Although the embodiments of the present invention have been described above with reference to the accompanying drawings, the present invention is not limited to the above-described embodiments and application fields, and the above-described embodiments are illustrative, instructive, and not restrictive. Those skilled in the art, having the benefit of this disclosure, may effect numerous modifications thereto without departing from the scope of the invention as defined by the appended claims.

Claims

1. A method for automatically segmenting an oral cancer epithelial tissue region of a pathological image comprises the following steps:

2. The method of claim 1, wherein the training set is comprised of tissue microarray TMAs and pathologist-made labels.

3. The method of claim 1, the multi-center external test set consisting of full-width glass images WSI.

4. The method of claim 1, the convolutional neural network UNet model consisting of a convolution block, an deconvolution block, a pooling layer, and an output layer.

5. The method of claim 4, wherein the convolutional blocks have 5 sets, each convolutional block has 2 convolutional layers, each convolutional layer is followed by a batch normalization layer and a ReLU activation layer, and all convolutional blocks except the first convolutional block have a pooling layer at the head; the number of the anti-convolution blocks is 4, each anti-convolution block comprises an anti-convolution layer and 2 convolution layers, and each convolution layer is followed by a batch normalization layer and a ReLU activation layer; the output layer comprises only one convolutional layer.

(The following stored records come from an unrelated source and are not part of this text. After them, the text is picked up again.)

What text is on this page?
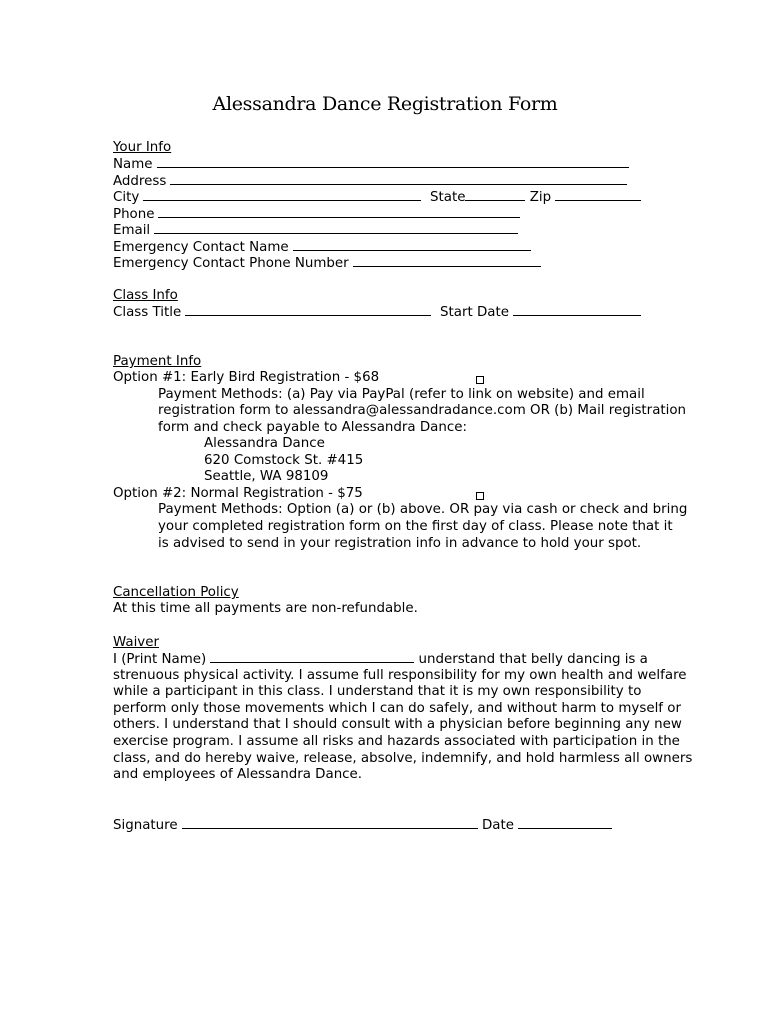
Alessandra Dance Registration Form
Your Info
Name
Address
City	State	Zip
Phone
Email
Emergency Contact Name
Emergency Contact Phone Number
Class Info
Class Title	Start Date
Payment Info
Option #1: Early Bird Registration - $68
Payment Methods: (a) Pay via PayPal (refer to link on website) and email
registration form to alessandra@alessandradance.com OR (b) Mail registration
form and check payable to Alessandra Dance:
Alessandra Dance
620 Comstock St. #415
Seattle, WA 98109
Option #2: Normal Registration - $75
Payment Methods: Option (a) or (b) above. OR pay via cash or check and bring
your completed registration form on the first day of class. Please note that it
is advised to send in your registration info in advance to hold your spot.
Cancellation Policy
At this time all payments are non-refundable.
Waiver
I (Print Name)	understand that belly dancing is a
strenuous physical activity. I assume full responsibility for my own health and welfare
while a participant in this class. I understand that it is my own responsibility to
perform only those movements which I can do safely, and without harm to myself or
others. I understand that I should consult with a physician before beginning any new
exercise program. I assume all risks and hazards associated with participation in the
class, and do hereby waive, release, absolve, indemnify, and hold harmless all owners
and employees of Alessandra Dance.
Signature	Date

6. The method of claim 5, the convolution kernel size of convolution layers in the convolution and deconvolution blocks is 3, step size is 1, padding is 1; the convolution kernel size of the pooling layer in the convolution block is 2, the step length is 2, and the padding is 0; the convolution kernel size of the deconvolution layer in the deconvolution block is 2, the step length is 2, and the padding is 0; the convolution kernel size of the convolution layer of the output layer is 1, the step length is 1, and the padding is 0.

7. The method of claim 1, the convolutional neural network UNet model trains an RMSprop optimization algorithm using a learning rate of 0.01 and a weight decay of 1 e-8.

8. The method of claim 2, wherein during training, the tissue microarray TMA and its binary signature map are correspondingly sub-sampled and trained.

9. The method of claim 2, during training, the tissue microarray TMA and its binary signature map are clipped to non-overlapping 256x256 pixel blocks.

10. The method of claim 1, all pixel patches are extracted from regions of marked epithelial and non-epithelial tissue to distinguish one from another.